The only other nation which has used cluster bombs extensively since the second world war is Russia, which dropped large quantities in Afghanistan, and which scatters them in Chechnya, sometimes deliberately bombing market places and other civilian targets. Apart from that they've been deployed in small numbers by Sudan, Libya, Eritrea, Ethiopia, Nigeria, Serb forces, Hizbullah and warring factions in Tajikistan. What good company we keep.
These weapons are arguably already illegal. A protocol to the Geneva conventions prohibits attacks which "are of a nature to strike military objectives and civilians or civilian objects without distinction" and "which may be expected to cause incidental loss of civilian life, injury to civilians, damage to civilian objects, or a combination thereof, which would be excessive in relation to the concrete and direct military advantage anticipated". I think 98% would be a fair definition of "excessive".

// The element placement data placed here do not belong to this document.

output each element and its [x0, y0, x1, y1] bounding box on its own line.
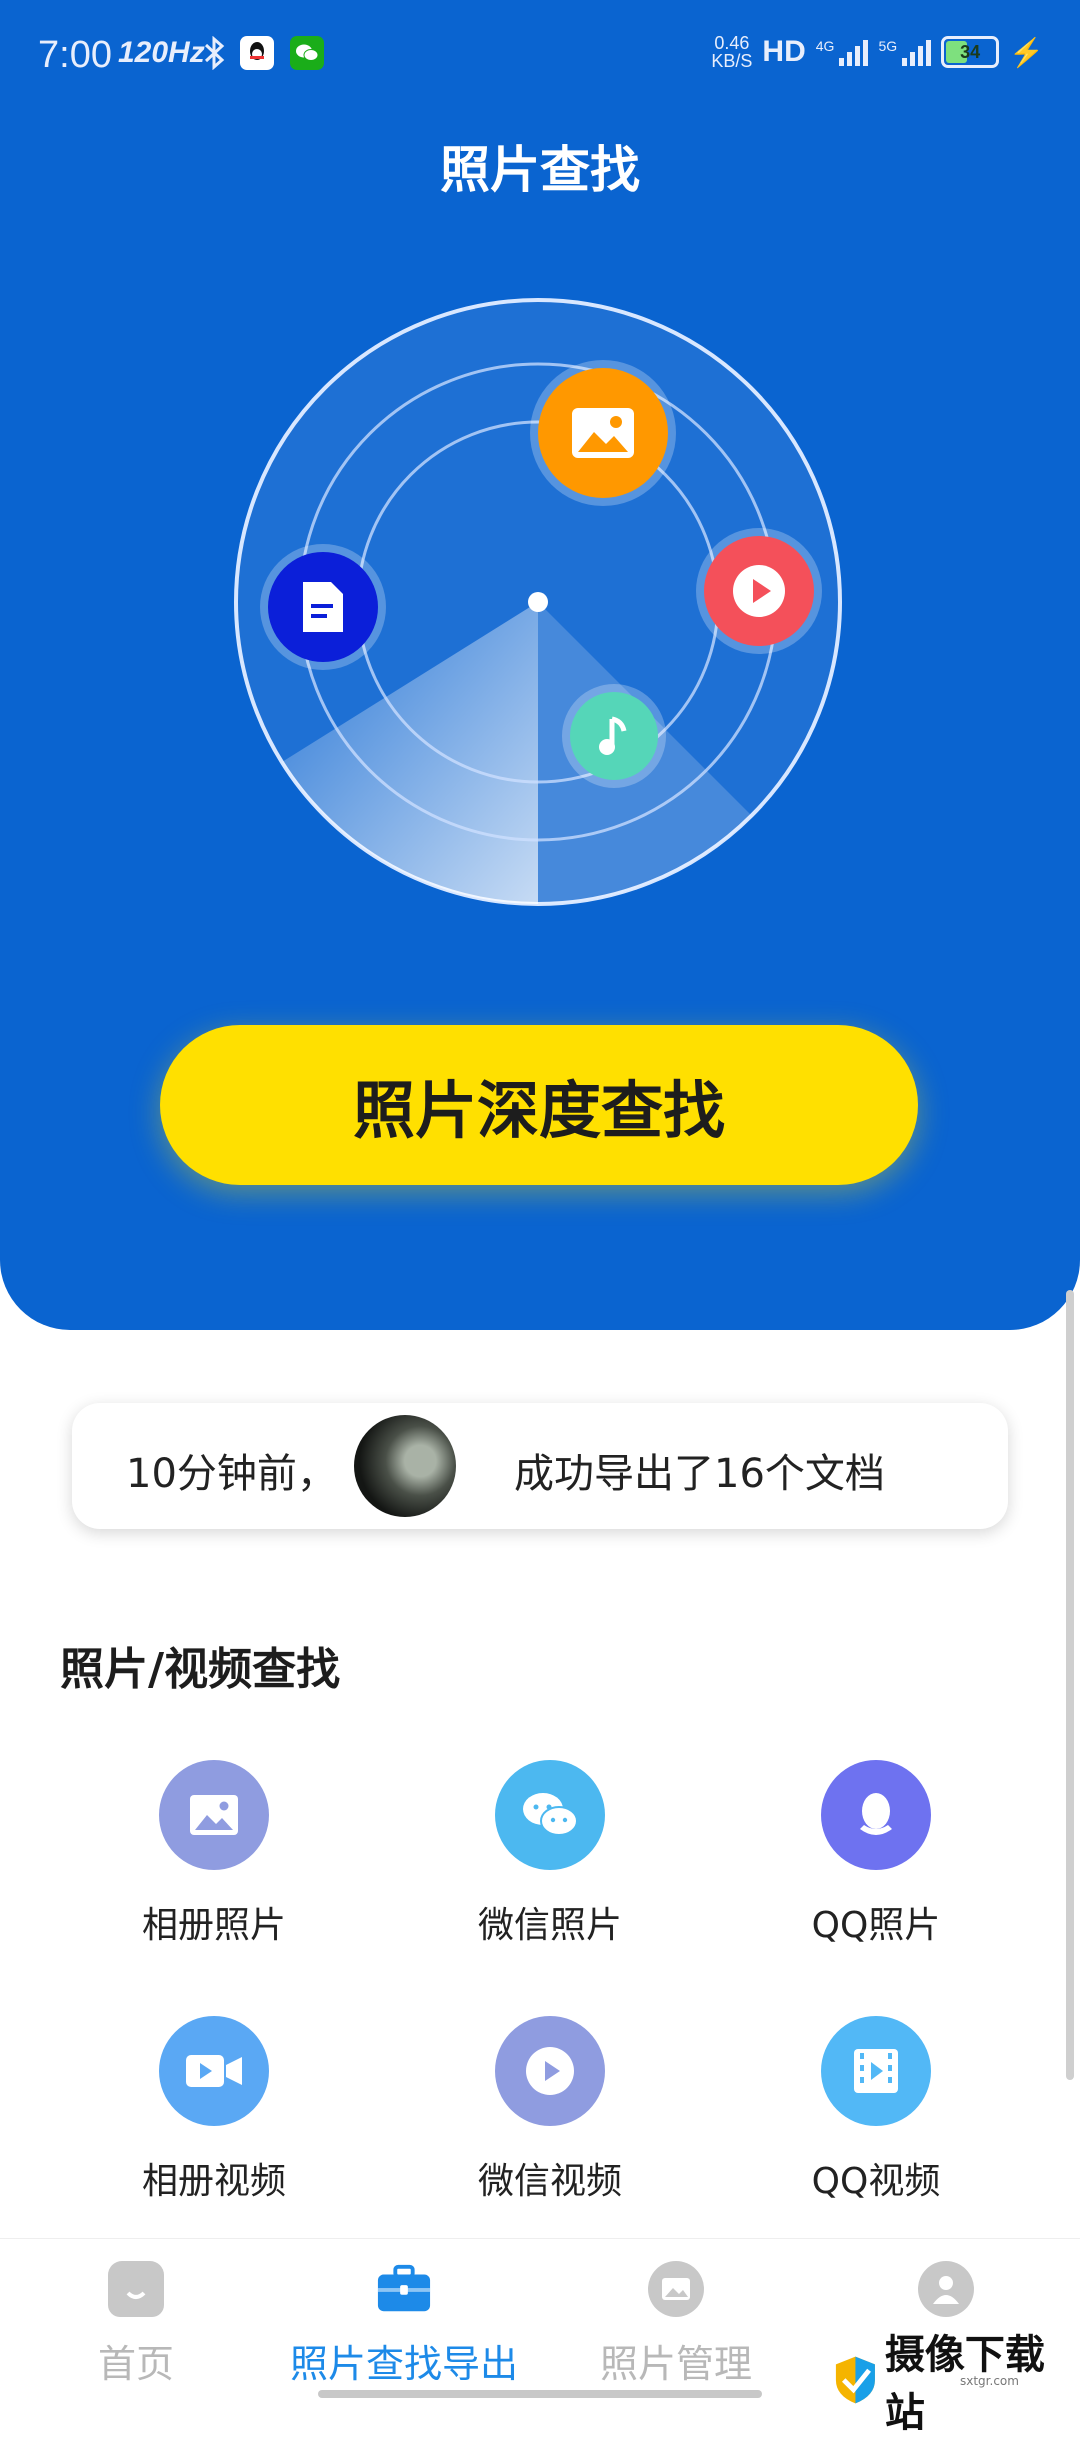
qq-photo-item[interactable]: QQ照片 — [766, 1760, 986, 1948]
avatar — [354, 1415, 456, 1517]
section-title: 照片/视频查找 — [60, 1644, 341, 1695]
refresh-rate: 120Hz — [118, 36, 205, 69]
status-right: 0.46 KB/S HD 4G 5G 34 ⚡ — [711, 34, 1044, 70]
watermark: 摄像下载站 sxtgr.com — [832, 2322, 1080, 2438]
nav-photo-search-label: 照片查找导出 — [289, 2342, 518, 2386]
document-icon — [303, 582, 343, 632]
user-icon — [918, 2261, 974, 2317]
qq-icon — [821, 1760, 931, 1870]
signal-4g-icon: 4G — [816, 38, 869, 66]
play-icon — [733, 565, 785, 617]
header-panel: 7:00 120Hz 0.46 KB/S HD 4G 5G 34 ⚡ 照片查找 … — [0, 0, 1080, 1330]
wechat-photo-item[interactable]: 微信照片 — [440, 1760, 660, 1948]
document-bubble — [268, 552, 378, 662]
qq-video-label: QQ视频 — [811, 2161, 941, 2202]
hd-indicator: HD — [762, 35, 806, 68]
qq-notification-icon — [240, 36, 274, 70]
album-video-label: 相册视频 — [141, 2161, 286, 2202]
play-circle-icon — [495, 2016, 605, 2126]
nav-home[interactable]: 首页 — [6, 2261, 266, 2388]
film-icon — [821, 2016, 931, 2126]
nav-photo-manage[interactable]: 照片管理 — [546, 2261, 806, 2388]
page-title: 照片查找 — [440, 141, 640, 199]
music-icon — [599, 716, 627, 755]
radar-center-dot — [528, 592, 548, 612]
battery-icon: 34 — [941, 36, 1000, 68]
image-icon — [572, 408, 634, 458]
home-indicator[interactable] — [318, 2390, 762, 2398]
net-speed-value: 0.46 — [714, 33, 750, 53]
qq-photo-label: QQ照片 — [811, 1905, 941, 1946]
wechat-video-item[interactable]: 微信视频 — [440, 2016, 660, 2204]
net-speed-unit: KB/S — [711, 51, 753, 71]
nav-photo-search[interactable]: 照片查找导出 — [274, 2261, 534, 2388]
wechat-video-label: 微信视频 — [477, 2161, 622, 2202]
net-speed: 0.46 KB/S — [711, 34, 752, 70]
status-bar: 7:00 120Hz 0.46 KB/S HD 4G 5G 34 ⚡ — [0, 0, 1080, 110]
sig2-label: 5G — [878, 38, 898, 54]
home-icon — [108, 2261, 164, 2317]
notice-result: 成功导出了16个文档 — [514, 1451, 885, 1497]
shield-logo-icon — [835, 2356, 875, 2404]
album-photo-label: 相册照片 — [141, 1905, 286, 1946]
wechat-icon — [495, 1760, 605, 1870]
battery-level: 34 — [960, 41, 981, 62]
nav-photo-manage-label: 照片管理 — [599, 2342, 752, 2386]
notice-time: 10分钟前， — [126, 1451, 337, 1497]
album-photo-item[interactable]: 相册照片 — [104, 1760, 324, 1948]
radar-scanner — [232, 296, 844, 908]
nav-home-label: 首页 — [97, 2342, 174, 2386]
video-camera-icon — [159, 2016, 269, 2126]
nav-profile[interactable] — [816, 2261, 1076, 2317]
wechat-notification-icon — [290, 36, 324, 70]
signal-5g-icon: 5G — [878, 38, 932, 66]
status-time: 7:00 — [38, 34, 112, 76]
qq-video-item[interactable]: QQ视频 — [766, 2016, 986, 2204]
export-notice-card: 10分钟前， 成功导出了16个文档 — [72, 1403, 1008, 1529]
album-video-item[interactable]: 相册视频 — [104, 2016, 324, 2204]
play-bubble — [704, 536, 814, 646]
photo-icon — [648, 2261, 704, 2317]
scrollbar[interactable] — [1066, 1290, 1074, 2080]
watermark-sub: sxtgr.com — [960, 2374, 1019, 2388]
charging-icon: ⚡ — [1009, 36, 1044, 68]
music-bubble — [570, 692, 658, 780]
bluetooth-icon — [198, 36, 232, 70]
deep-search-button[interactable]: 照片深度查找 — [160, 1025, 918, 1185]
briefcase-icon — [376, 2261, 432, 2317]
wechat-photo-label: 微信照片 — [477, 1905, 622, 1946]
album-photo-icon — [159, 1760, 269, 1870]
image-bubble — [538, 368, 668, 498]
sig1-label: 4G — [815, 38, 835, 54]
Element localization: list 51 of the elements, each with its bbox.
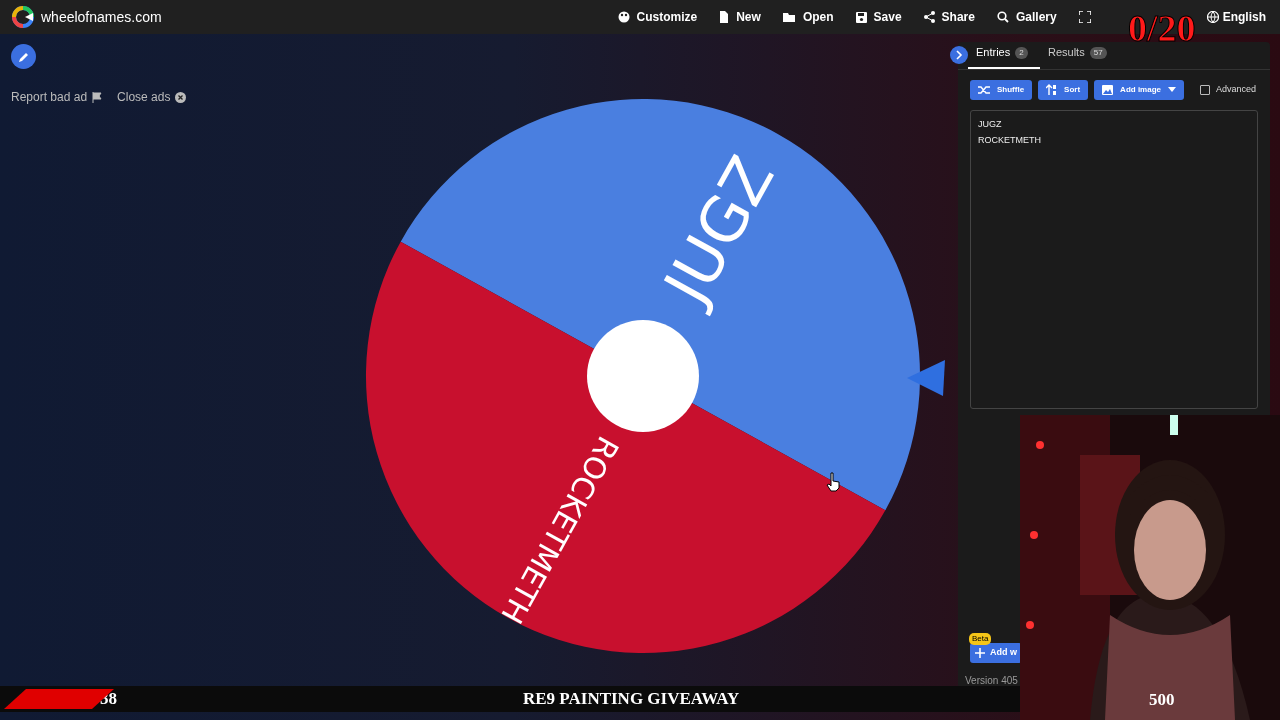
count-badge: 57 xyxy=(1089,46,1107,59)
panel-button[interactable]: Add image xyxy=(1094,79,1184,100)
language-menu[interactable]: English xyxy=(1206,8,1266,26)
shuffle-icon xyxy=(978,84,990,95)
logo-icon xyxy=(12,6,34,28)
chevron-right-icon xyxy=(955,49,963,60)
report-ad-link[interactable]: Report bad ad xyxy=(11,88,103,106)
share-icon xyxy=(923,11,935,23)
add-wheel-button[interactable]: Add w xyxy=(970,643,1022,663)
sort-icon xyxy=(1046,84,1058,96)
caret-icon xyxy=(1168,87,1176,93)
folder-icon xyxy=(782,11,796,23)
fullscreen-button[interactable] xyxy=(1078,10,1093,24)
document-icon xyxy=(719,11,730,23)
search-icon xyxy=(996,11,1009,23)
menu-item[interactable]: Customize xyxy=(617,8,698,26)
goal-number: 500 xyxy=(1149,689,1175,711)
edit-button[interactable] xyxy=(11,44,36,69)
menu-item[interactable]: Save xyxy=(855,8,902,26)
image-icon xyxy=(1102,84,1114,95)
beta-badge: Beta xyxy=(969,633,992,645)
panel-tab[interactable]: Results 57 xyxy=(1040,44,1115,69)
entry-line: JUGZ xyxy=(978,117,1003,131)
close-ads-link[interactable]: Close ads xyxy=(117,88,187,106)
flag-icon xyxy=(92,91,103,103)
site-title[interactable]: wheelofnames.com xyxy=(41,6,162,28)
palette-icon xyxy=(617,11,630,23)
panel-button[interactable]: Sort xyxy=(1038,79,1089,100)
advanced-checkbox[interactable] xyxy=(1200,84,1210,95)
version-text: Version 405 xyxy=(965,674,1019,688)
giveaway-title: RE9 PAINTING GIVEAWAY xyxy=(523,688,740,711)
plus-icon xyxy=(975,648,985,658)
close-icon xyxy=(175,91,187,103)
panel-button[interactable]: Shuffle xyxy=(970,79,1033,100)
entry-line: ROCKETMETH xyxy=(978,133,1042,147)
collapse-button[interactable] xyxy=(950,45,968,64)
pencil-icon xyxy=(17,50,30,63)
hand-cursor-icon xyxy=(826,472,842,492)
menu-item[interactable]: Share xyxy=(923,8,975,26)
globe-icon xyxy=(1206,11,1219,23)
panel-tab[interactable]: Entries 2 xyxy=(968,44,1040,69)
pointer-icon xyxy=(905,358,947,398)
menu-item[interactable]: Open xyxy=(782,8,834,26)
menu-item[interactable]: New xyxy=(719,8,761,26)
fullscreen-icon xyxy=(1078,11,1091,23)
advanced-label: Advanced xyxy=(1216,83,1257,96)
menu-item[interactable]: Gallery xyxy=(996,8,1057,26)
count-badge: 2 xyxy=(1015,46,1028,59)
wheel-center[interactable] xyxy=(587,320,699,432)
entries-field[interactable]: JUGZ ROCKETMETH xyxy=(970,109,1258,409)
counter-overlay: 0/20 xyxy=(1128,6,1196,50)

But their deployment will continue until there is a specific treaty banning them. It's clear the US and UK governments know their use is wrong. Handicap International reports that the Coalition Provisional Authority (the administration set up by the US to govern Iraq in 2003) "strongly discouraged casualty data collection, especially in relation to cluster submunitions". During a debate in the House of Lords last month, the Foreign Office minister, Lord Triesman, made such a feeble show of justifying their use that you couldn't help suspecting he was batting for the other side. The only justification he could find was that, unlike landmines, cluster bombs are not intended to lie around undetonated.
Two days ago, a letter sent to the defence minister by the international development secretary, Hilary Benn, was leaked to the press. He argued that "cluster munitions have a very serious humanitarian impact, pushing at the boundaries of international humanitarian law. It is difficult then to see how we can hold so prominent a position against landmines, yet somehow continue to advocate that use of cluster munitions is acceptable."
But Benn appears to be alone. The foreign office maintains that "existing humanitarian law is sufficient for the conduct of military operations, including the use of cluster munitions, and no treaty is required". The government seems unable to break its habit of killing.